<!--
SPDX-FileCopyrightText: Huawei Inc.

SPDX-License-Identifier: CC-BY-4.0
-->

# How to report a vulnerability?

If you think you have found a security issue in our distribution, please
contact us immediatelly by posting a confidential issue in our bug
tracker in a [dedicated security project](https://booting.oniroproject.org/security/bugtracker/-/issues).
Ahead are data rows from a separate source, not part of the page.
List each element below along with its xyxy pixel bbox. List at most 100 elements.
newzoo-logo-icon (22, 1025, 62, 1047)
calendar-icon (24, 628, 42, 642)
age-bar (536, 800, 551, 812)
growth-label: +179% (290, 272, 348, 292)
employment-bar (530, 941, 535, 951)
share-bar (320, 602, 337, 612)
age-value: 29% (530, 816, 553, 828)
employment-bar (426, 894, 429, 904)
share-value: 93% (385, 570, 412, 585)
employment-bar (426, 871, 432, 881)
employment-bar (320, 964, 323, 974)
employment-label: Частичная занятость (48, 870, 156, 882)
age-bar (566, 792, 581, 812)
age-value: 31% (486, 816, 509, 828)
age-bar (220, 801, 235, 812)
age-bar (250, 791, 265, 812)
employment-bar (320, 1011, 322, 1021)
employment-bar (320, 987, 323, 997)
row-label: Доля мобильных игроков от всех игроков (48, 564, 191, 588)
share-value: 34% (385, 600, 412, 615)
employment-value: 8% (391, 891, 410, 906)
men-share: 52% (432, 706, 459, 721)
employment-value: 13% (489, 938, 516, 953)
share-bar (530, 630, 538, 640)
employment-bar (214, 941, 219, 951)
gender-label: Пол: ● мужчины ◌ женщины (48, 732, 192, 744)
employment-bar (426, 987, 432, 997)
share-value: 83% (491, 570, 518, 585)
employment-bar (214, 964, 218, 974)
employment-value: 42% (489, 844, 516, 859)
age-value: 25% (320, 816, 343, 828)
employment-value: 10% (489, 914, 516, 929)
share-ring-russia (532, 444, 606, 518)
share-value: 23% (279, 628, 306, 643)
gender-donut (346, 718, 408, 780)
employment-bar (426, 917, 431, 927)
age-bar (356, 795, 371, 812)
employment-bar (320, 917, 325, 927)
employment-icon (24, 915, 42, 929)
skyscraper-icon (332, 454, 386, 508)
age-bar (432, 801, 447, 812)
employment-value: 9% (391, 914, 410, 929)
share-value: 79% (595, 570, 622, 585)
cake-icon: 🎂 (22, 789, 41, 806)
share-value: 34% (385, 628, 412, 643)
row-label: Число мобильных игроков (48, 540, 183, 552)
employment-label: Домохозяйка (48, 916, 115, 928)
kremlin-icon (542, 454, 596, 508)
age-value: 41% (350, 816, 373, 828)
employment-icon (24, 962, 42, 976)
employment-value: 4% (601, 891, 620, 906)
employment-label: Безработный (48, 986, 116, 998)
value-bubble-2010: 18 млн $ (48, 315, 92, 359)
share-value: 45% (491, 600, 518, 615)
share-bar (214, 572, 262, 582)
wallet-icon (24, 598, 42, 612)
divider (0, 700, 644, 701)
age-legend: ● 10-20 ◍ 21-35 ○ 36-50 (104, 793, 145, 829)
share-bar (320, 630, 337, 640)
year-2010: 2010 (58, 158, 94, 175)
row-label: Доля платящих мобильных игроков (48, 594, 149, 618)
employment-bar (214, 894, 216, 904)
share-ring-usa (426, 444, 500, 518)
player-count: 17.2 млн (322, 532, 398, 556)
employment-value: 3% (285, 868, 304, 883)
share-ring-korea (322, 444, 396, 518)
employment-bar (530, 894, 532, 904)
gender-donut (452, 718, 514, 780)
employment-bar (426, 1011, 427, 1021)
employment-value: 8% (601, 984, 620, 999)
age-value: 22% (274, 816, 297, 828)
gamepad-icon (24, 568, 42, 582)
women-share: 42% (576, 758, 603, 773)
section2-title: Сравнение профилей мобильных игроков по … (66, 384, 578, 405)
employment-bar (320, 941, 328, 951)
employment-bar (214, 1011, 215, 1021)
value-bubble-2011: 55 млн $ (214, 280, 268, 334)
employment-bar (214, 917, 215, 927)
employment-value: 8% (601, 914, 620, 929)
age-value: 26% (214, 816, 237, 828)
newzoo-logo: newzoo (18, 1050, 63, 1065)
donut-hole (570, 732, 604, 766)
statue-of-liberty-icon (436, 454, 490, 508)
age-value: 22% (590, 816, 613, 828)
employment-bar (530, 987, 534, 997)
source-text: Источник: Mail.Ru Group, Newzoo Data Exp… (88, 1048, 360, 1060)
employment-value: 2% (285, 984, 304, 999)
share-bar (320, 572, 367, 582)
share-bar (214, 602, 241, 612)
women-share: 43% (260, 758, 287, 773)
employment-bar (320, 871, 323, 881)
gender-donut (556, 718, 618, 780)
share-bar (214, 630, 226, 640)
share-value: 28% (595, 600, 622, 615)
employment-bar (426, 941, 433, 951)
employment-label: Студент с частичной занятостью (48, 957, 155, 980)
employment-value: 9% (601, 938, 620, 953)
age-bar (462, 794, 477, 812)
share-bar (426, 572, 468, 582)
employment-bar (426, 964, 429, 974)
To do so, login into our issue tracker or create a new account if you do not
have one yet. Click on `New issue`, then make sure to check the checkbox at
the bottom
`This issue is confidential and should only be visible to team members with at least Reporter access`.
Please use the `Issue` type of ticket and the associated template. Fill in the
title, answer the questions in the `Description` field. Then click
`Create issue`.

Your report should contain a description of the issue, the steps you took to
reproduce the issue (including the image name), affected versions, and,
if known, any mitigations for the issue.

We plan to add a security-related mailing list and a possibility to send
GPG-encrypted email in the near future.

We aim to acknowledge the reception within one working day, and responding
with a first assessment within three working days. We follow a 90 days
disclosure timeline.

We will be happy to acknowledge your work in the vulnerability
announcement, and will do so if you do not object.